The noble dark arts of commentary exposed - Dougie is probably old enough to remember these and probably penned a letter to The Times to complain:
For the 1938 tour of England, at the height of Don Bradman’s suffocating fame, they employed a team of commentators, transcribers and special effects men to bring ball-by-ball “synthetic” commentary to Australians roughly five minutes after the action had taken place on the other side of the world. Taking the methodology of condensed commentary to its logical conclusion, and building on techniques tried out during the 1934 tour of England, cables were sent to Australia at the end of every over with rudimentary information on each ball: who had bowled it, who had faced it, how many runs were scored.

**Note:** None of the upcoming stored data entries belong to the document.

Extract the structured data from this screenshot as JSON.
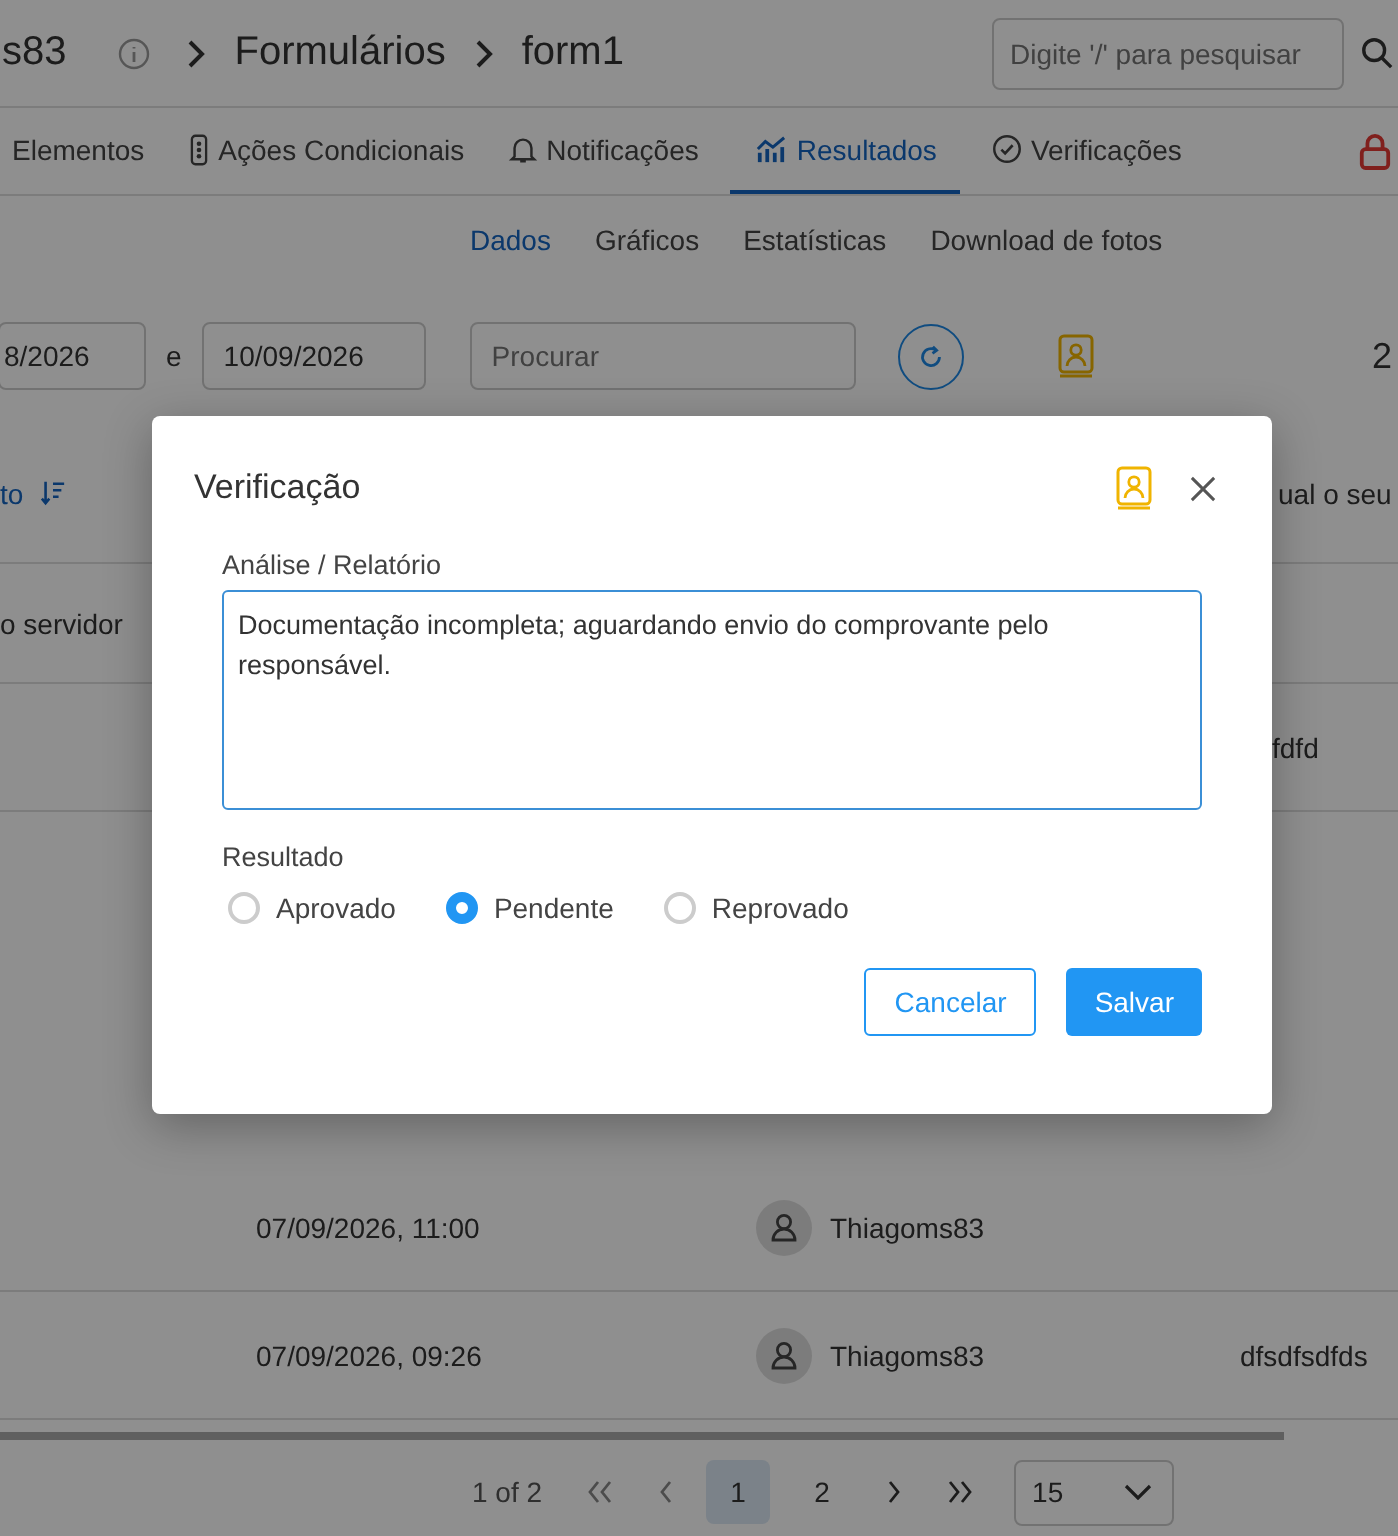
{
  "header": {
    "breadcrumb": [
      "s83",
      "Formulários",
      "form1"
    ],
    "search_placeholder": "Digite '/' para pesquisar"
  },
  "tabs": [
    {
      "label": "Elementos",
      "kind": "plain",
      "selected": false
    },
    {
      "label": "Ações Condicionais",
      "kind": "traffic",
      "selected": false
    },
    {
      "label": "Notificações",
      "kind": "bell",
      "selected": false
    },
    {
      "label": "Resultados",
      "kind": "chart",
      "selected": true
    },
    {
      "label": "Verificações",
      "kind": "check",
      "selected": false
    }
  ],
  "subtabs": [
    {
      "label": "Dados",
      "selected": true
    },
    {
      "label": "Gráficos",
      "selected": false
    },
    {
      "label": "Estatísticas",
      "selected": false
    },
    {
      "label": "Download de fotos",
      "selected": false
    }
  ],
  "filters": {
    "date_from": "8/2026",
    "between": "e",
    "date_to": "10/09/2026",
    "search_placeholder": "Procurar",
    "count": "2"
  },
  "table": {
    "sort_header": "to",
    "right_header": "ual o seu",
    "subheader": "o servidor",
    "rows": [
      {
        "note": "fdfd"
      },
      {
        "date": "07/09/2026, 11:00",
        "user": "Thiagoms83"
      },
      {
        "date": "07/09/2026, 09:26",
        "user": "Thiagoms83",
        "note": "dfsdfsdfds"
      }
    ]
  },
  "pagination": {
    "summary": "1 of 2",
    "pages": [
      {
        "label": "1",
        "selected": true
      },
      {
        "label": "2",
        "selected": false
      }
    ],
    "page_size": "15"
  },
  "dialog": {
    "title": "Verificação",
    "field_label": "Análise / Relatório",
    "value": "Documentação incompleta; aguardando envio do comprovante pelo responsável.",
    "result_label": "Resultado",
    "options": [
      {
        "label": "Aprovado",
        "selected": false
      },
      {
        "label": "Pendente",
        "selected": true
      },
      {
        "label": "Reprovado",
        "selected": false
      }
    ],
    "buttons": [
      {
        "label": "Cancelar",
        "kind": "secondary"
      },
      {
        "label": "Salvar",
        "kind": "primary"
      }
    ]
  }
}
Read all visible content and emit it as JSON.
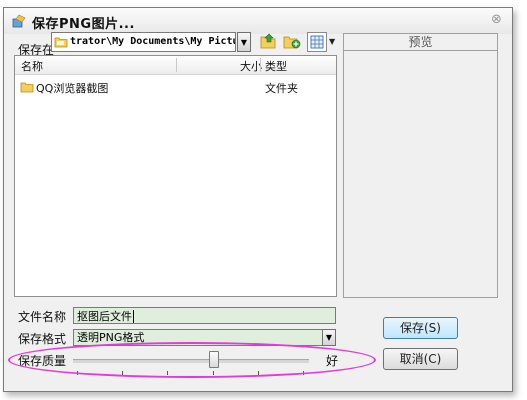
{
  "window": {
    "title": "保存PNG图片..."
  },
  "location": {
    "label": "保存在",
    "path": "trator\\My Documents\\My Pictures"
  },
  "file_list": {
    "columns": [
      "名称",
      "大小",
      "类型"
    ],
    "rows": [
      {
        "name": "QQ浏览器截图",
        "size": "",
        "type": "文件夹"
      }
    ]
  },
  "preview": {
    "title": "预览"
  },
  "filename": {
    "label": "文件名称",
    "value": "抠图后文件"
  },
  "format": {
    "label": "保存格式",
    "value": "透明PNG格式"
  },
  "quality": {
    "label": "保存质量",
    "right_label": "好",
    "level": 0.59
  },
  "buttons": {
    "save": "保存(S)",
    "cancel": "取消(C)"
  },
  "colors": {
    "field_bg": "#dfeedd",
    "highlight": "#e43ad9",
    "save_btn": "#bee6fd"
  }
}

Occasionally extra details such as whether it had been pulled through midwicket or driven down the ground would be added. A team of four would take the cables and interpret from the information which fielders were stationed where, producing a pictorial pitch map for the commentator to refer to. Another man would play a vinyl recording of appreciative crowd noises and try to get it to coincide with the rhythm of the commentator’s delivery.
The commentator himself, usually Alan McGilvray (who would appear on the BBC for every Ashes tour to England from 1948 until 1984), would thwack a pencil against a block of wood to simulate the noise of bat on ball. Video recordings are available on YouTube of the 1938 commentaries. The regularity with which McGilvray mistimes this elementary special effect, such that it takes place a full second after he’s described the stroke, is bafflingly bizarre. The whole enterprise is both quaintly naïve and technologically sophisticated for the times. If Heath Robinson had done cricket commentary this is exactly what it would have looked like.